Broadly speaking there are two of dealing with faults, errors, or problems (Wikipedia)

  1. Reactive Management: Reacting quickly after the problem occurs. In our case the ‘quickly’ is as soon as data is available in our reports. In very sensitive cases, we have to build systems that identify the faults quickly and send our alerts, as for reports, there is a delay in getting the data (when the fault/problem occurred) and reflecting it in reports. In our case, let’s take a bigger window to solve the problem, for ease of demonstration
  2. Proactive Management: It means preventing the problem from occurring. In a real-world scenario (especially with data pipelines) it’s difficult to practice this, especially when data is so dynamic. But based on our findings from reactive management and resolution, we can tweak our solution to be proactive and ready, when a similar issue occurs

We can now define the problem statement: why did the number of orders decrease on the 24th?

STEP 1: Is the data correct?

Before dwelling deep into what caused the dip, we should make sure that the data represented in the report is correct. A few of the situations that can cause the report to show inaccurate numbers include

  1. Change in the metric definition: If the business logic for defining the KPI changes, we might see changes in the report.
  2. Reporting Tool update: In various tools, we have extracts that might not have been updated for the latest date.
  3. Data source changes: Are the views at the data source updated, any failed ETL pipelines which might have reduced orders volume on 12th

We can create a checklist for all these tests. For any irregularities that we find in the future, it’s best to check these before moving on to the next steps.

Let’s say we did all the checks and found no issues with data. The decline in order is an actual event. We can now move on to the next step

STEP 2: Checking Platform Changes

Are there any recent changes to your website or change? Is the decline observed only for mobile users, for any particular mobile os, or is spread throughout? Were there any new features added to the platform? These questions help us pinpoint if platform changes made it difficult for customers to make orders. For eg let’s say you had an issue with credit card payments because of recent changes to payment gateway settings. When you split order by payment type you would be able to see this clearly.

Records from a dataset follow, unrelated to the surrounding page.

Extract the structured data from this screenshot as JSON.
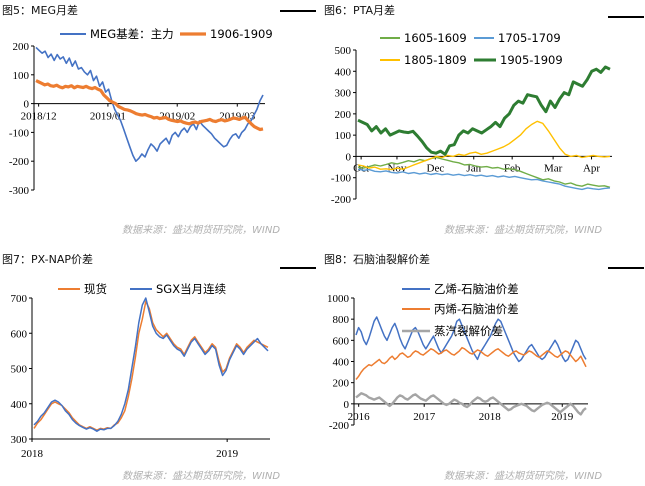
{
  "panels": [
    {
      "title": "图5：MEG月差",
      "source": "数据来源：盛达期货研究院，WIND",
      "chart_data": {
        "type": "line",
        "x_ticks": [
          "2018/12",
          "2019/01",
          "2019/02",
          "2019/03"
        ],
        "y_ticks": [
          "-300",
          "-200",
          "-100",
          "0",
          "100",
          "200"
        ],
        "ylim": [
          -300,
          200
        ],
        "legend_placement": "top",
        "series": [
          {
            "name": "MEG基差：主力",
            "color": "#4472C4",
            "width": 1.6,
            "values": [
              195,
              185,
              175,
              182,
              160,
              172,
              150,
              170,
              155,
              162,
              140,
              158,
              130,
              148,
              120,
              125,
              110,
              100,
              115,
              80,
              95,
              60,
              75,
              40,
              50,
              10,
              -20,
              -40,
              -60,
              -90,
              -120,
              -150,
              -180,
              -200,
              -190,
              -175,
              -185,
              -160,
              -140,
              -150,
              -165,
              -140,
              -130,
              -120,
              -140,
              -110,
              -100,
              -115,
              -95,
              -85,
              -100,
              -80,
              -70,
              -90,
              -60,
              -75,
              -85,
              -95,
              -105,
              -120,
              -130,
              -140,
              -150,
              -145,
              -125,
              -110,
              -105,
              -120,
              -100,
              -90,
              -70,
              -60,
              -40,
              -20,
              10,
              30
            ]
          },
          {
            "name": "1906-1909",
            "color": "#ED7D31",
            "width": 3.2,
            "values": [
              80,
              75,
              70,
              65,
              68,
              62,
              60,
              64,
              58,
              55,
              60,
              58,
              62,
              55,
              60,
              58,
              56,
              60,
              55,
              52,
              56,
              50,
              45,
              30,
              20,
              10,
              5,
              0,
              -10,
              -15,
              -20,
              -22,
              -25,
              -30,
              -35,
              -38,
              -40,
              -38,
              -42,
              -45,
              -50,
              -48,
              -52,
              -50,
              -48,
              -55,
              -58,
              -60,
              -62,
              -60,
              -65,
              -68,
              -70,
              -66,
              -64,
              -68,
              -62,
              -60,
              -58,
              -55,
              -60,
              -62,
              -58,
              -56,
              -60,
              -58,
              -54,
              -50,
              -52,
              -55,
              -50,
              -48,
              -60,
              -70,
              -80,
              -85,
              -90,
              -88
            ]
          }
        ]
      }
    },
    {
      "title": "图6：PTA月差",
      "source": "数据来源：盛达期货研究院，WIND",
      "chart_data": {
        "type": "line",
        "x_ticks": [
          "Oct",
          "Nov",
          "Dec",
          "Jan",
          "Feb",
          "Mar",
          "Apr"
        ],
        "y_ticks": [
          "-200",
          "-100",
          "0",
          "100",
          "200",
          "300",
          "400",
          "500"
        ],
        "ylim": [
          -200,
          500
        ],
        "legend_placement": "top",
        "series": [
          {
            "name": "1605-1609",
            "color": "#70AD47",
            "width": 1.4,
            "values": [
              -50,
              -55,
              -48,
              -40,
              -45,
              -38,
              -30,
              -35,
              -28,
              -20,
              -25,
              -15,
              -20,
              -10,
              -5,
              -12,
              -18,
              -25,
              -30,
              -40,
              -38,
              -45,
              -50,
              -48,
              -55,
              -52,
              -60,
              -58,
              -62,
              -70,
              -80,
              -90,
              -100,
              -110,
              -105,
              -115,
              -120,
              -130,
              -125,
              -135,
              -140,
              -130,
              -135,
              -140,
              -138,
              -145
            ]
          },
          {
            "name": "1705-1709",
            "color": "#5B9BD5",
            "width": 1.4,
            "values": [
              -60,
              -65,
              -62,
              -70,
              -72,
              -68,
              -75,
              -78,
              -72,
              -80,
              -76,
              -82,
              -78,
              -85,
              -80,
              -86,
              -82,
              -88,
              -84,
              -90,
              -86,
              -92,
              -88,
              -94,
              -90,
              -96,
              -92,
              -98,
              -94,
              -100,
              -105,
              -110,
              -108,
              -115,
              -120,
              -125,
              -130,
              -140,
              -145,
              -150,
              -155,
              -148,
              -152,
              -155,
              -150,
              -148
            ]
          },
          {
            "name": "1805-1809",
            "color": "#FFC000",
            "width": 1.4,
            "values": [
              -40,
              -45,
              -55,
              -50,
              -60,
              -58,
              -62,
              -55,
              -60,
              -50,
              -40,
              -30,
              -20,
              -10,
              0,
              -5,
              5,
              0,
              10,
              5,
              15,
              20,
              10,
              15,
              25,
              35,
              45,
              60,
              80,
              100,
              130,
              150,
              165,
              155,
              120,
              80,
              40,
              10,
              0,
              5,
              -5,
              0,
              5,
              0,
              -2,
              0
            ]
          },
          {
            "name": "1905-1909",
            "color": "#2E7D32",
            "width": 3.0,
            "values": [
              170,
              160,
              150,
              120,
              140,
              110,
              130,
              100,
              110,
              120,
              115,
              112,
              118,
              95,
              70,
              40,
              20,
              15,
              25,
              10,
              50,
              55,
              100,
              120,
              110,
              130,
              120,
              110,
              125,
              140,
              160,
              140,
              180,
              200,
              240,
              260,
              250,
              290,
              285,
              280,
              240,
              210,
              260,
              230,
              270,
              300,
              290,
              350,
              340,
              330,
              360,
              400,
              410,
              395,
              420,
              410
            ]
          }
        ]
      }
    },
    {
      "title": "图7：PX-NAP价差",
      "source": "数据来源：盛达期货研究院，WIND",
      "chart_data": {
        "type": "line",
        "x_ticks": [
          "2018",
          "2019"
        ],
        "y_ticks": [
          "300",
          "400",
          "500",
          "600",
          "700"
        ],
        "ylim": [
          300,
          700
        ],
        "legend_placement": "top",
        "series": [
          {
            "name": "现货",
            "color": "#ED7D31",
            "width": 1.5,
            "values": [
              330,
              345,
              355,
              370,
              385,
              400,
              405,
              400,
              395,
              385,
              375,
              360,
              350,
              340,
              335,
              330,
              335,
              330,
              325,
              330,
              328,
              332,
              330,
              340,
              345,
              360,
              380,
              420,
              470,
              530,
              600,
              640,
              690,
              670,
              630,
              610,
              600,
              590,
              600,
              585,
              570,
              560,
              555,
              540,
              560,
              580,
              590,
              575,
              560,
              545,
              555,
              570,
              560,
              520,
              490,
              500,
              530,
              550,
              570,
              560,
              545,
              560,
              570,
              580,
              575,
              570,
              565,
              560
            ]
          },
          {
            "name": "SGX当月连续",
            "color": "#4472C4",
            "width": 1.5,
            "values": [
              340,
              350,
              365,
              375,
              390,
              405,
              410,
              405,
              395,
              380,
              370,
              355,
              345,
              338,
              333,
              328,
              332,
              328,
              322,
              328,
              326,
              330,
              330,
              338,
              350,
              370,
              400,
              440,
              500,
              560,
              630,
              680,
              700,
              660,
              620,
              600,
              590,
              585,
              595,
              580,
              565,
              555,
              550,
              535,
              555,
              575,
              585,
              570,
              555,
              540,
              550,
              565,
              555,
              510,
              480,
              495,
              525,
              545,
              565,
              555,
              540,
              555,
              565,
              575,
              585,
              570,
              560,
              550
            ]
          }
        ]
      }
    },
    {
      "title": "图8：石脑油裂解价差",
      "source": "数据来源：盛达期货研究院，WIND",
      "chart_data": {
        "type": "line",
        "x_ticks": [
          "2016",
          "2017",
          "2018",
          "2019"
        ],
        "y_ticks": [
          "-200",
          "0",
          "200",
          "400",
          "600",
          "800",
          "1000"
        ],
        "ylim": [
          -200,
          1000
        ],
        "legend_placement": "top",
        "series": [
          {
            "name": "乙烯-石脑油价差",
            "color": "#4472C4",
            "width": 1.5,
            "values": [
              650,
              720,
              680,
              600,
              560,
              620,
              700,
              780,
              820,
              760,
              700,
              640,
              600,
              660,
              720,
              760,
              700,
              620,
              560,
              520,
              580,
              640,
              700,
              720,
              680,
              620,
              560,
              520,
              560,
              600,
              640,
              580,
              520,
              480,
              520,
              560,
              600,
              640,
              700,
              780,
              800,
              740,
              680,
              620,
              560,
              500,
              460,
              420,
              480,
              520,
              560,
              600,
              640,
              700,
              760,
              800,
              780,
              720,
              660,
              600,
              540,
              480,
              440,
              400,
              420,
              460,
              500,
              540,
              560,
              520,
              480,
              440,
              420,
              440,
              480,
              520,
              560,
              600,
              560,
              500,
              440,
              400,
              420,
              480,
              540,
              600,
              580,
              520,
              460,
              420
            ]
          },
          {
            "name": "丙烯-石脑油价差",
            "color": "#ED7D31",
            "width": 1.5,
            "values": [
              230,
              260,
              300,
              330,
              350,
              370,
              360,
              380,
              400,
              420,
              390,
              380,
              400,
              430,
              450,
              420,
              440,
              470,
              480,
              460,
              440,
              450,
              480,
              500,
              490,
              470,
              460,
              480,
              500,
              520,
              510,
              490,
              470,
              480,
              500,
              510,
              490,
              470,
              460,
              480,
              500,
              530,
              520,
              500,
              480,
              470,
              490,
              510,
              500,
              480,
              460,
              450,
              470,
              490,
              510,
              520,
              500,
              480,
              460,
              450,
              470,
              490,
              500,
              480,
              470,
              460,
              480,
              500,
              490,
              470,
              450,
              440,
              460,
              480,
              500,
              490,
              470,
              450,
              440,
              460,
              480,
              500,
              490,
              460,
              430,
              400,
              420,
              450,
              400,
              350
            ]
          },
          {
            "name": "蒸汽裂解价差",
            "color": "#A5A5A5",
            "width": 2.4,
            "values": [
              60,
              80,
              100,
              90,
              80,
              60,
              50,
              40,
              50,
              60,
              40,
              20,
              0,
              -20,
              0,
              30,
              60,
              80,
              70,
              50,
              40,
              60,
              80,
              90,
              70,
              50,
              40,
              30,
              50,
              70,
              80,
              60,
              40,
              20,
              0,
              -10,
              0,
              20,
              40,
              30,
              10,
              0,
              -20,
              -30,
              -10,
              20,
              40,
              60,
              50,
              30,
              20,
              30,
              50,
              60,
              40,
              20,
              0,
              -20,
              -40,
              -60,
              -50,
              -30,
              -20,
              -10,
              0,
              -10,
              -20,
              -40,
              -60,
              -70,
              -50,
              -30,
              -10,
              0,
              10,
              0,
              -20,
              -40,
              -60,
              -80,
              -60,
              -40,
              -20,
              0,
              -20,
              -50,
              -80,
              -100,
              -60,
              -40
            ]
          }
        ]
      }
    }
  ]
}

Till now we have complete control over what tests we can do. Moving on to the next steps, it would require a wide range of tests till we get to a solution and the difficulty would increase as we move to outer causal elements.

Step 3:Causes

  1. Is the decline seasonal? For eg on Christmas, National holidays people order less from my website, as I can confirm from the previous year’s data. If we are maintaining history(which we should) this would be an easy check. It’s a good practice to maintain documentation for these seasonal trends and trigger calendar dates where orders decline
  2. DrillDown by categories. We can breakdown the decline in orders by different attributes like geography, product types, user types to see if it is any particular segment that’s affected or if it is concentrated for some attribute. For eg, we can have a case where the decline was majorly caused by decreased orders from India. We can then focus our analysis in that direction. It’s a similar exercise we did for payment types when reviewing platform changes
  3. Price Change: Is there any recent changes to prices, or new pricing strategy
  4. A new competitor: Is there a new competitor in the market, or any promotions/sales running there, that might have caused outflux of your customers to your competition
Putting it all together | Original Image

Once we have identified the root cause we should document it with previous Root cause Analysis (RCA) experiments, which can be used as a reference later on. Platform and data checks are easier to streamline and standardize, while external changes, including changed user behavior are different to measure and analyze.

--

--